The explicit governance protocol translates into enhanced robustness to distribution shifts and signal corruption—the architecture actively suppresses the propagation of noise and prevents brittle dependencies on incidental correlations. This practical advantage is critical for real-world deployment in affective computing, intent recognition, and multimodal human-machine interaction.

Theoretical Implications and Future Directions

GCL advances the foundational understanding of multimodal integration: effective learning is not merely a matter of maximizing connectivity or fusing representations, but depends on transparent governance of information flow and semantic consensus. The protocol distinguishes causality from correlation, maximizing label-relevant utility while maintaining interpretability. The separation of specialization channels and a public semantic anchor provides a framework for further exploration of dynamic collaboration under adversarial conditions, missing modalities, or causal intervention scenarios.

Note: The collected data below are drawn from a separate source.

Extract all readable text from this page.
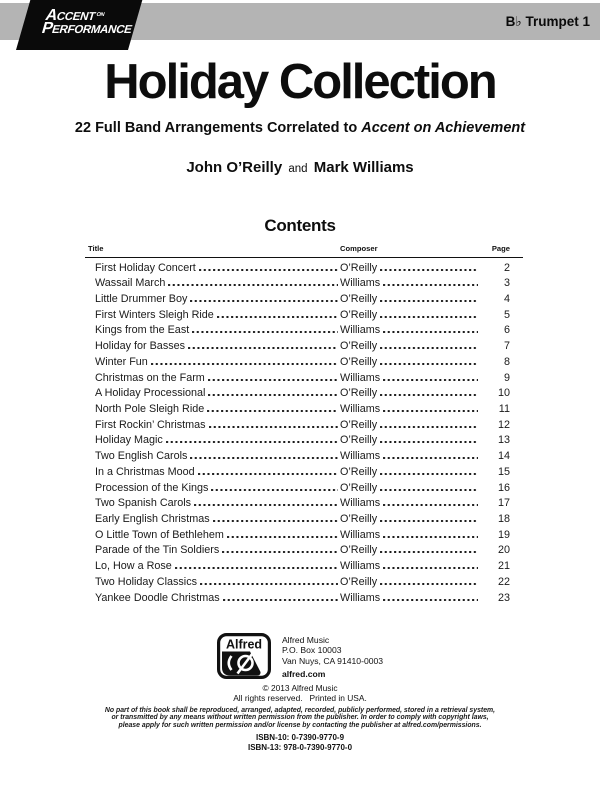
ACCENTON
PERFORMANCE
B♭ Trumpet 1
Holiday Collection
22 Full Band Arrangements Correlated to Accent on Achievement
John O’Reilly and Mark Williams
Contents
Title	Composer	Page
First Holiday Concert	O’Reilly	2
Wassail March	Williams	3
Little Drummer Boy	O’Reilly	4
First Winters Sleigh Ride	O’Reilly	5
Kings from the East	Williams	6
Holiday for Basses	O’Reilly	7
Winter Fun	O’Reilly	8
Christmas on the Farm	Williams	9
A Holiday Processional	O’Reilly	10
North Pole Sleigh Ride	Williams	11
First Rockin’ Christmas	O’Reilly	12
Holiday Magic	O’Reilly	13
Two English Carols	Williams	14
In a Christmas Mood	O’Reilly	15
Procession of the Kings	O’Reilly	16
Two Spanish Carols	Williams	17
Early English Christmas	O’Reilly	18
O Little Town of Bethlehem	Williams	19
Parade of the Tin Soldiers	O’Reilly	20
Lo, How a Rose	Williams	21
Two Holiday Classics	O’Reilly	22
Yankee Doodle Christmas	Williams	23
Alfred Alfred Music
P.O. Box 10003
Van Nuys, CA 91410-0003
alfred.com
© 2013 Alfred Music
All rights reserved.   Printed in USA.
No part of this book shall be reproduced, arranged, adapted, recorded, publicly performed, stored in a retrieval system,
or transmitted by any means without written permission from the publisher. In order to comply with copyright laws,
please apply for such written permission and/or license by contacting the publisher at alfred.com/permissions.
ISBN-10: 0-7390-9770-9
ISBN-13: 978-0-7390-9770-0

Future work may involve extending the governance protocol to larger-scale modality sets, hierarchical aggregator cascades, federated/multi-agent settings, and foundation models. The marginal-gain auditing paradigm could be generalized to other domains where tacit gradient dynamics introduce optimization shortcuts or spurious alignments.

Conclusion

Group Cognition Learning presents a principled, agent-based multimodal learning protocol that mitigates modality dominance and spurious coupling via selective interaction and consensus formation. The architecture transforms opaque fusion into transparent, audit-driven governance, yielding robust, state-of-the-art multimodal predictions, enhanced efficiency, and improved interpretability. GCL thus represents a rigorous framework for future multimodal AI systems requiring both reliability and theoretical soundness (2605.00370).